Kodachrome was produced for 74 years, from 1935 to 2009, in a wide variety of formats, including 35mm slide film and 8mm movie film. McCurry used Kodachrome for his well-known 1984 portrait of the green-eyed “Afghan Girl” on the cover of National Geographic.

Kodachrome is appreciated in the archival and professional market for its dark-storage longevity, with colors remaining intact for decades. The early papers of one of the creators of Kodachrome, Leopold Godowsky, are held in the archives at Eastman House, as are many varieties of Kodachrome film in original boxes from several decades as well as moving footage, slides, and photographs, including the documentation of Sir Edmund Hillary’s history ascent of Mt. Everest.

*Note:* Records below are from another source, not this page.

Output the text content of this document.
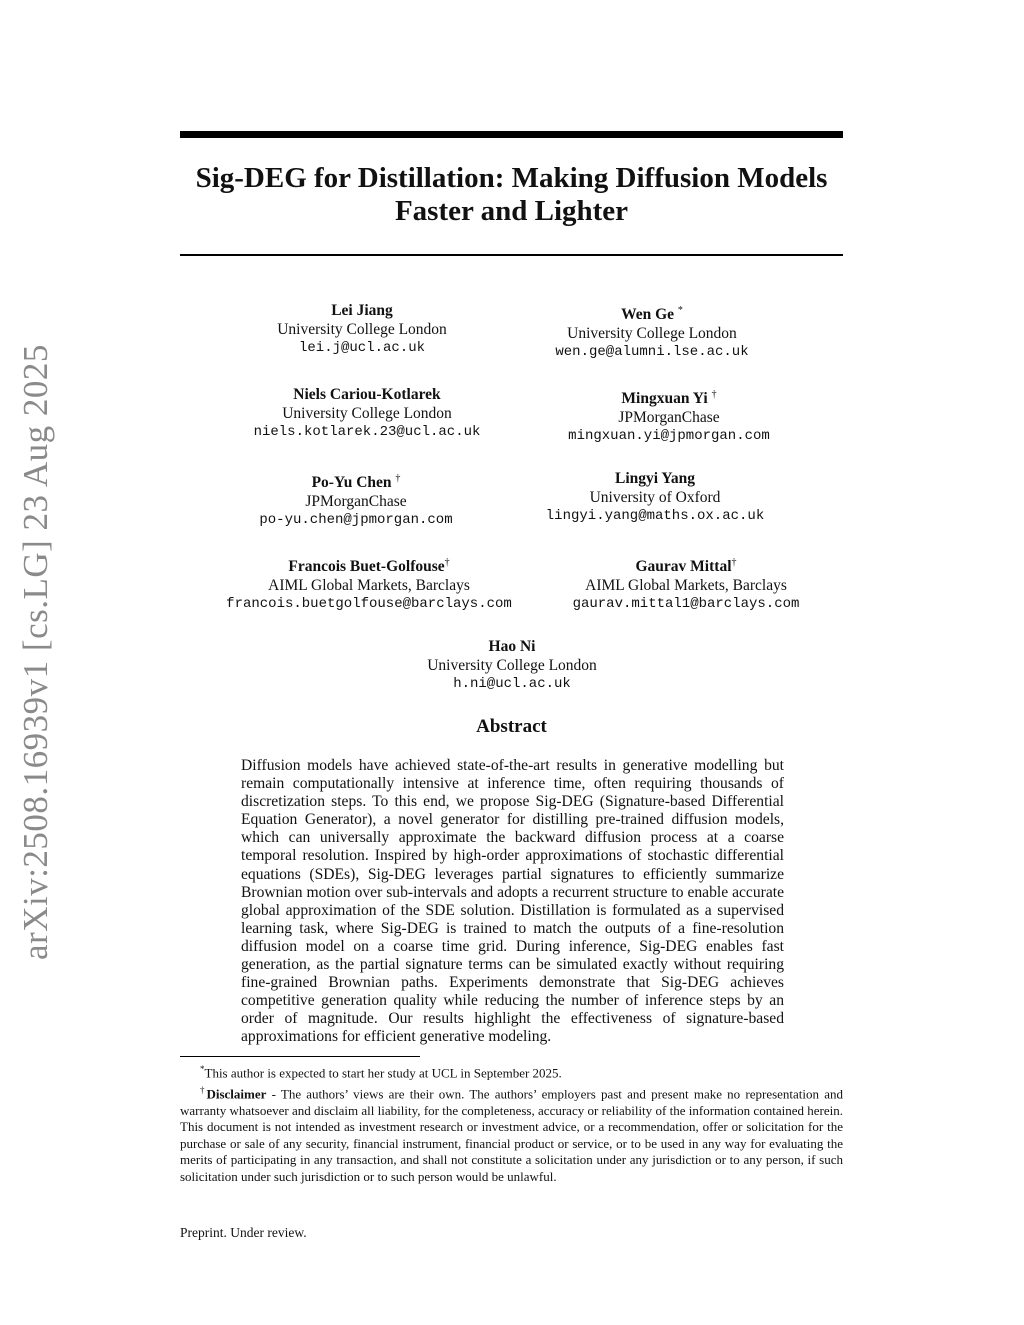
arXiv:2508.16939v1 [cs.LG] 23 Aug 2025
Sig-DEG for Distillation: Making Diffusion Models
Faster and Lighter
Lei Jiang
University College London
lei.j@ucl.ac.uk
Wen Ge *
University College London
wen.ge@alumni.lse.ac.uk
Niels Cariou-Kotlarek
University College London
niels.kotlarek.23@ucl.ac.uk
Mingxuan Yi †
JPMorganChase
mingxuan.yi@jpmorgan.com
Po-Yu Chen †
JPMorganChase
po-yu.chen@jpmorgan.com
Lingyi Yang
University of Oxford
lingyi.yang@maths.ox.ac.uk
Francois Buet-Golfouse†
AIML Global Markets, Barclays
francois.buetgolfouse@barclays.com
Gaurav Mittal†
AIML Global Markets, Barclays
gaurav.mittal1@barclays.com
Hao Ni
University College London
h.ni@ucl.ac.uk
Abstract

Diffusion models have achieved state-of-the-art results in generative modelling but remain computationally intensive at inference time, often requiring thousands of discretization steps. To this end, we propose Sig-DEG (Signature-based Differential Equation Generator), a novel generator for distilling pre-trained diffusion models, which can universally approximate the backward diffusion process at a coarse temporal resolution. Inspired by high-order approximations of stochastic differential equations (SDEs), Sig-DEG leverages partial signatures to efficiently summarize Brownian motion over sub-intervals and adopts a recurrent structure to enable accurate global approximation of the SDE solution. Distillation is formulated as a supervised learning task, where Sig-DEG is trained to match the outputs of a fine-resolution diffusion model on a coarse time grid. During inference, Sig-DEG enables fast generation, as the partial signature terms can be simulated exactly without requiring fine-grained Brownian paths. Experiments demonstrate that Sig-DEG achieves competitive generation quality while reducing the number of inference steps by an order of magnitude. Our results highlight the effectiveness of signature-based approximations for efficient generative modeling.

*This author is expected to start her study at UCL in September 2025.

†Disclaimer - The authors’ views are their own. The authors’ employers past and present make no representation and warranty whatsoever and disclaim all liability, for the completeness, accuracy or reliability of the information contained herein. This document is not intended as investment research or investment advice, or a recommendation, offer or solicitation for the purchase or sale of any security, financial instrument, financial product or service, or to be used in any way for evaluating the merits of participating in any transaction, and shall not constitute a solicitation under any jurisdiction or to any person, if such solicitation under such jurisdiction or to such person would be unlawful.

Preprint. Under review.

“It’s definitely the end of an era,” he said of Kodachrome. “It has such a wonderful color palette…a poetic look, not particularly garish or cartoonish, but wonderful, true colors that were vibrant, but true to what you were shooting. It was the gold standard of imagery.”

Proof of its affect on popular culture, Kodachrome was the subject of Paul Simon’s song “Kodachrome” and Kodachrome Basin State Park in Utah was named for it, becoming the only park named for a brand of film.

Eastman House will present a display of projected images in early July and will mount an international tour of the photographs in 2012.